Arquitectura Lunes, 2 de julio de 2018

Destellos y glamour: el cobre en el diseño de interiores

Contemporáneo y auténtico, es un material presente tanto en objetos cotidianos como en trabajos de grandes diseñadores.

Por Laura Gilabert. Lic. en Diseño y diseñadora de interiores

Los destellos metálicos del cobre se vuelven protagonistas en el interiorismo y en el diseño de objetos como lámparas, pequeños muebles y diversos objetos como azulejos, bañeras, campanas, revestimientos de paredes que otorgan a los ambientes notas de lujo y calidez. Nos ofrece infinitas posibilidades, tanto en su estado puro como en sus diferentes aleaciones (latón, bronce, etc.).

El cobre se destaca por su tonalidad oro rosado, que le da una impronta de elegancia, simbolizando aspectos lujosos y toques de distinción y rompiendo así la preponderancia ejercida en los últimos años por los tonos fríos de otros acabados, en el diseño de interiores.

Con la incorporación del cobre como metal noble moderno y colorido, los espacios se visten de un estilo individual impregnado de calidez, resaltando una estética particular ya que es un acabado de muy alta calidad y destacada personalidad.

Además, es antibacteriano de forma natural, 100% reciclable y muy duradero, por lo que su uso cumple con todos los requisitos de sostenibilidad, que hoy en día es un factor clave en la elección de materiales respetuosos con el medio ambiente y la salud.

Haciendo un poco de historia

Este noble material tiene una gran variedad de aplicaciones a causa de sus ventajosas propiedades, como su maleabilidad y ductilidad. Además de su belleza, es el tercer metal más utilizado en el mundo, después del hierro y el aluminio. 

Fue uno de los primeros metales en ser utilizado por el ser humano en la prehistoria, adquiriendo tanta importancia que los historiadores han llamado Edad del Cobre a un período de la antigüedad. Aunque su uso perdió importancia relativa con el desarrollo de la siderurgia, el cobre y sus aleaciones siguieron siendo empleados para hacer múltiples objetos.

El cobre como tendencia en la actualidad 

Las tendencias, a pesar de que son rápidas y cambiantes, no lo son lo suficiente como para que nos olvidemos de algunas de ellas de la noche a la mañana. Es lo que sucede con el cobre, que gana terreno desde hace unos años y con pretensiones de quedarse varios más.

El famoso diseñador Tom Dixon incursionó con el uso del cobre y es uno de los precursores de esta tendencia. La lámpara de techo Coppershade, con un diseño en forma de esfera, tal vez sea el  más famoso diseño de su destellante colección.

El cobre es perfecto para darle un toque de brillo y hacer que destaquen sofás, sillones y muebles y se adapta tanto a una decoración moderna como a un interior clásico. Es conveniente utilizarlo en accesorios o complementos y colocarlos en lugares estratégicos, dónde los brillos cobrizo se acentúen sobre el resto de los objetos.

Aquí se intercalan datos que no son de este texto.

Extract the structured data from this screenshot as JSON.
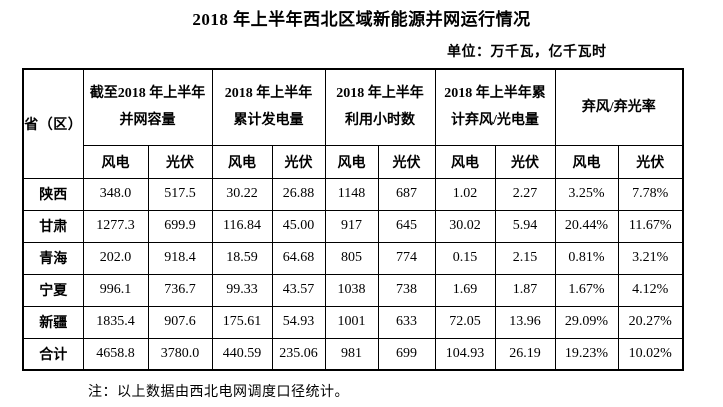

Al ser  un material muy equilibrado, queda perfecto tanto en ambientes masculinos como femeninos; un solo toque basta para aportar su sutil elegancia.

El cobre y los colores

Este metal armoniza perfectamente con los blancos, negros y grises, siendo una apuesta segura por la elegancia. Si se combina con colores como rosa pálido o verde menta, obtenemos  espacios llenos de frescura, luminosidad, calma y vanguardia, logrando una mezcla muy interesante. Para crear una atmosfera más atrevida y exótica, utilizar verdes oscuros, turquesas y cobres.

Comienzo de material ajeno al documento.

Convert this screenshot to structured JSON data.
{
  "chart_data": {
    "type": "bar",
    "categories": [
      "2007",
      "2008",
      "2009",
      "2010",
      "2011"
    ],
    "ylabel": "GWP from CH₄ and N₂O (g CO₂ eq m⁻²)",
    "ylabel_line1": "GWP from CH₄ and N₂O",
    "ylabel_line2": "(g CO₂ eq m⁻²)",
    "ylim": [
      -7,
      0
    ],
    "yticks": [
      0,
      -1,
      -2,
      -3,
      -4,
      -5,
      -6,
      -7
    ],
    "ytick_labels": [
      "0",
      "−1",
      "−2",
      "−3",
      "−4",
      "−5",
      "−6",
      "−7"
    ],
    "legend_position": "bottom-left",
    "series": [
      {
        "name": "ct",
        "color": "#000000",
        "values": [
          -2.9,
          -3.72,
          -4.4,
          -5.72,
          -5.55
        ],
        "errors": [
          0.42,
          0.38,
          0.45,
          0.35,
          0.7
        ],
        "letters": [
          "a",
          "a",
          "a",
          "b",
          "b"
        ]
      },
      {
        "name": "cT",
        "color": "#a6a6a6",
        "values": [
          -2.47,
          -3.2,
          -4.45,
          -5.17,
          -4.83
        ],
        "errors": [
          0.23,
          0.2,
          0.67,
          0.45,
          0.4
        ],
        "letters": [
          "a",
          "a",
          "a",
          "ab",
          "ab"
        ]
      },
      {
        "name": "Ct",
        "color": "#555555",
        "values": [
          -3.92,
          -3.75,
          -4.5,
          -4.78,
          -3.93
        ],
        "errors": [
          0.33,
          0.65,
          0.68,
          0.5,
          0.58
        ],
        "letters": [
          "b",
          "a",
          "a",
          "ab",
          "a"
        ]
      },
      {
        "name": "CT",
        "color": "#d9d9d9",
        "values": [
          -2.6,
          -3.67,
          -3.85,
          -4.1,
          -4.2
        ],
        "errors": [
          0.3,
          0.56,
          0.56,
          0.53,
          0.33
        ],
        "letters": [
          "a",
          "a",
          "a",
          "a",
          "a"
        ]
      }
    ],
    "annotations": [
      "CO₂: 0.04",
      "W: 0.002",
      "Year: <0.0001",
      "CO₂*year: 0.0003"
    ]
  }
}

Una combinación fantástica y relajante es la de lilas agrisados, lavandas y morados con toques de color cobre logrando espacios llenos de paz.

El cobre tiene diferentes tonalidades en su acabado, aunque siempre con un componente cálido que encaja bien en casi cualquier ambiente. Las coloraciones terrosas naturales del cobre tienen un efecto calmante, en tonalidades que van del marrón al verde pasando por el rojo-naranja.

Puede ser de tono claro, elegante y brillante, más acorde con la decoración moderna, nórdica o escandinava, o de tono más oscuro, envejecido y mate, con irregularidades, siguiendo una estética más tradicional, muy apropiada para una decoración rústica o campestre, como viejas cacerolas que cuelgan sobre las islas de cocina, o en las muros de los comedores rurales, y son uno de los componentes más atractivos de este tipo de ambientes.